1867: Obtention du statut de municipalité de village de Lauzon.
La municipalité de St-Joseph-de-la-Pointe-Lévy sera détachée de la municipalité du village de Lauzon pour devenir autonome jusqu'en 1989.
1875: Détachement de la paroisse de Saint-David-de-l'Aube-Rivière, de la municipalité de Notre-Dame-de-la-Victoire.
- Construction de l'église de St-David-de-l'Auberivière.
1876: Arrivée des Clercs de St-Viateur et créations de nouvelles municipalités.
- Arrivée des clercs de St-Viateur à Lauzon.
C'est le curé Édouard Fafard qui procéda aux démarches afin d'amener les Clercs de St-Viateur. Il rencontra le Père Beaudry, un ardent propagandiste de la dévotion du Sacré-Cœur dans la région de Montréal. Notamment au collège de Joliette. Celui-ci demanda au Père Lajoie, supérieur provincial, des religieux pour l'instruction de garçons. 6 religieux firent leur arrivée à l'automne dont : les Frères Charles Pariseau, directeur, Joseph Pelletier (second directeur), Fabien Laforest et Thomas Connolly. Il y aura ainsi deux communautés religieuses qui enseigneront aux jeunes filles (les religieuses de Jésus-Marie) et aux jeunes garçons (les Clercs de St-Viateur). Originaires du diocèse de Lyon, ces communautés furent introduites au Canada par Monseigneur Bourget et elles se retrouveront à Lauzon dans la même paroisse. Les Clercs de St-Viateur allaient enseigner à 250 écoliers.

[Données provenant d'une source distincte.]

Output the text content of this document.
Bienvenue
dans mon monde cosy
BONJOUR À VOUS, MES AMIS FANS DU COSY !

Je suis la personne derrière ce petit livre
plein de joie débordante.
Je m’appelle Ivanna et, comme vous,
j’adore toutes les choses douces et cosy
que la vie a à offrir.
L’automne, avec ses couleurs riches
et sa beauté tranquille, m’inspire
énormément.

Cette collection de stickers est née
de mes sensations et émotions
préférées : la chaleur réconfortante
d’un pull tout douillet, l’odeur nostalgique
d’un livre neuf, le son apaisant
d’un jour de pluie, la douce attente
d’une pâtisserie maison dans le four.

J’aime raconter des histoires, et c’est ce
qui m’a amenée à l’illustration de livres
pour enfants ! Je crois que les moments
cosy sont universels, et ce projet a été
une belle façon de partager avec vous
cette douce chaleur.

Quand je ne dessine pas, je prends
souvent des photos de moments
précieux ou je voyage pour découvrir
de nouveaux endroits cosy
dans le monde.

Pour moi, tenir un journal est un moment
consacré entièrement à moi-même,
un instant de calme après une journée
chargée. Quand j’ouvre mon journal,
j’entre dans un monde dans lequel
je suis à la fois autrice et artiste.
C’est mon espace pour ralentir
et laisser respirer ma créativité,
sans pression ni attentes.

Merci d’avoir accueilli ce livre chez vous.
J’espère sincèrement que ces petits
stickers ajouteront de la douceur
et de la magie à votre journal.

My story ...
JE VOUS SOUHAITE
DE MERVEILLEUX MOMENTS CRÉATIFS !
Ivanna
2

- Saint-David-de-l'Auberivière devient une municipalité de paroisse.
Sa dénomination reprend celle de la paroisse de Saint-David-de-l'Aube-Rivière. On a voulu rendre hommage à l'abbé Joseph-David Déziel (1806-1882), curé de Notre-Dame-de-la-Victoire (1851-1882. Quant à la seconde partie de la dénomination, elle fut choisie en l'honneur de monseigneur François-Louis de Pourroy de Lauberivière (1711-1740), cinquième évêque de Québec en 1739. Le plus jeune des évêques de Québec et celui dont l'épiscopat a été le plus bref. Il mourut tragiquement dû à d'une fièvre contractée sur le bateau, lors de la traversée de l'Atlantique en juin 1740.
- Création de la municipalité de Saint-Télesphore (1876-1965).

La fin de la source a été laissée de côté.